La creatura lo gratificò di un feroce ghigno di scherno. L’Alteano sputò a terra. Si era opposto con tutte le forze quando i soldati imperiali avevano proposto di far giocare un ogre mercenario a difesa della propria porta, nel ruolo che l’Alteano era abituato a definire di custode. Lo sguardo torvo dell’ogre in questione, condito da un paio di minacce bofonchiate dai suoi tre metri e passa d’altezza, lo avevano però zittito.

“Facciamo una pausa” propose Nevio alle sue spalle.

Nevio era il mercenario Alteano cui era venuto in mente di organizzare la partita di palla-mischia. Aveva coinvolto con entusiasmo sia Mutio che Thorval nella squadra di soldati della propria bandiera da opporre a una compagine imperiale. Il tempo di conformare le proprie regole a quelle degli avversari stranieri, e le pertiche delle porte erano state piantate. Nell’espressione afflitta di Nevio non restava traccia dell’arroganza ostentata all’inizio della gara. Ansimava con una mano sul fianco e tirava in continuazione su con il naso, da cui colava un rigagnolo di sangue.

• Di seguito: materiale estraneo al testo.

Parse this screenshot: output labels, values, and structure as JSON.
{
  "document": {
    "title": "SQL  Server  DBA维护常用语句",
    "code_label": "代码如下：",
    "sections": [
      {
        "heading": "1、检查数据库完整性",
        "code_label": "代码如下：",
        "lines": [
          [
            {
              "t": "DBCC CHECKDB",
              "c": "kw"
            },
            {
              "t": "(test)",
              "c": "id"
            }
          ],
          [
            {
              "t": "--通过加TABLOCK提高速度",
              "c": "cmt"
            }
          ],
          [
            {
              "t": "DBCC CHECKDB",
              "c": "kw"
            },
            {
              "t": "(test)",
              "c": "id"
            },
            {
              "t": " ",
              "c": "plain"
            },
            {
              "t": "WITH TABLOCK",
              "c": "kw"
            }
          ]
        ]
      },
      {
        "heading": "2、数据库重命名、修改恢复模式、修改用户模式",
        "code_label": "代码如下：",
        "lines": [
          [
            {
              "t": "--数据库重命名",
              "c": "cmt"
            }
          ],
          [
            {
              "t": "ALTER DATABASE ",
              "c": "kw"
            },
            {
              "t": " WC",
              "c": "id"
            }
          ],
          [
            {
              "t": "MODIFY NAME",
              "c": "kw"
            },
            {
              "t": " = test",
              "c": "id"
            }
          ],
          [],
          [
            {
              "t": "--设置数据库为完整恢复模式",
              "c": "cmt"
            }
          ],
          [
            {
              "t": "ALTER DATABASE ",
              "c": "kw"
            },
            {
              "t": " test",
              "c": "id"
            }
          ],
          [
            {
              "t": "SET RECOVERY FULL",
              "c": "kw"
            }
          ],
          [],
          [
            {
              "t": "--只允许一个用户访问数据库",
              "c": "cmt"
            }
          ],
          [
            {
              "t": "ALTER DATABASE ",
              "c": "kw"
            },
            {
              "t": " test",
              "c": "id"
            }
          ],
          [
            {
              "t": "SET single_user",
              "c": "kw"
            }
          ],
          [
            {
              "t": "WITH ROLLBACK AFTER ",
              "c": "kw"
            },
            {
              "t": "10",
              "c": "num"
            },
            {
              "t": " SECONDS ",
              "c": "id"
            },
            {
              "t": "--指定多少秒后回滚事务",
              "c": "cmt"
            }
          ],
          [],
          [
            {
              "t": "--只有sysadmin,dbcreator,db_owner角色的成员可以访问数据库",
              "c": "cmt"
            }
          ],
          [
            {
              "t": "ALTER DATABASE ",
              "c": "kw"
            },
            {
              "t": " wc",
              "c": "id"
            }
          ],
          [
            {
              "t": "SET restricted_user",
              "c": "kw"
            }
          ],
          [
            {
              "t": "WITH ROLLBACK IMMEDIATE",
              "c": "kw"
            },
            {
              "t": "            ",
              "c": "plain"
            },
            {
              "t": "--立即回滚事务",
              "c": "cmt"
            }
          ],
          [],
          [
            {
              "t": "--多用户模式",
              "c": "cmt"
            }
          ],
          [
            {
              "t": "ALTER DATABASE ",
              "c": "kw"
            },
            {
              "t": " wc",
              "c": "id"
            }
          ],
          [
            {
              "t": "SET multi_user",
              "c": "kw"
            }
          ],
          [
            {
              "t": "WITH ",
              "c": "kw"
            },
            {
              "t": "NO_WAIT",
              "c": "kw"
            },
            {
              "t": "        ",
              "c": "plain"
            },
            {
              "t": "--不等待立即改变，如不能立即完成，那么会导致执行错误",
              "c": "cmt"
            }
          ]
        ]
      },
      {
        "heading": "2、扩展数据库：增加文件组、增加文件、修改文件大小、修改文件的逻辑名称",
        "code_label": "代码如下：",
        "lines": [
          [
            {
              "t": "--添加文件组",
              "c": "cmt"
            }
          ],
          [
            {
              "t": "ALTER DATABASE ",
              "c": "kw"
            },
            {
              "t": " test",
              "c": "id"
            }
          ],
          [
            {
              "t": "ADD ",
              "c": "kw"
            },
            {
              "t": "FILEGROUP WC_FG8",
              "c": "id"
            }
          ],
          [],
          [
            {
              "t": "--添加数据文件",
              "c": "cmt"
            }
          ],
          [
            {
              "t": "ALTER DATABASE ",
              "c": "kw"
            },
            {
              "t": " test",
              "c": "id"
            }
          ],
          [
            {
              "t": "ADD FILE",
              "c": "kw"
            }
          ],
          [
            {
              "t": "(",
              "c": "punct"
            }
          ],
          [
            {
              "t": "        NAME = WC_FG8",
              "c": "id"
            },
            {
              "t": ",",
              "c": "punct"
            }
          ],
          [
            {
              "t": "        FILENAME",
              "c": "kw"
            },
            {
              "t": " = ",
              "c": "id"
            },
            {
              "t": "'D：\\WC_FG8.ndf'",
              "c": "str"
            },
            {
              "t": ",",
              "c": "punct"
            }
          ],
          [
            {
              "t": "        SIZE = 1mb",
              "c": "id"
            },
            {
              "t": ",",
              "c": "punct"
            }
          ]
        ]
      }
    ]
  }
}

Mutio si portò ai bordi del campo. Si asciugò la fronte sudata con l’avambraccio e ripensò stizzito all’intervento con cui l’ogre gli aveva impedito di mettere a segno il punto. Thorval lo avvicinò detergendosi il viso con uno straccio. Guardò Simone negli occhi ma non disse niente; si limitò a superarlo per lasciarsi cadere sull’erba. Mutio scosse la testa. Thorval era un ottimo corridore, discretamente veloce e instancabile. Era anche agile e di sicuro efficace quando si trattava di contrastare fisicamente l’avversario. Ma con la palla ci sapeva fare poco.

Gli manca la pratica, pensò mentre si massaggiava il costato colpito da una gomitata.

Il Nordico afferrò la ghirba ai bordi del campo e se la portò alla bocca per bere. Ne impugnò l’estremità con la mano destra, ma dovette aiutarsi con l’altra per sollevarsela sulla testa. Mutio vide con chiarezza la brutta cicatrice che gli deturpava il polso sinistro. Ormai da qualche settimana Thorval si era tolto le bende dalla ferita. Le dita si erano ristabilite dalla paresi dei primi giorni per giungere a flettersi pressoché del tutto. Ma i tendini recisi dalla roncola nemica non sarebbero tornati a saldarsi, per cui la mano sinistra di Thorval sarebbe sempre rimasta a mezzo servizio.

Anche Mutio si sedette a terra. Si puntellò con le braccia dietro la schiena e sollevò il viso accaldato godendosi il venticello fresco che spirava dalle pianure.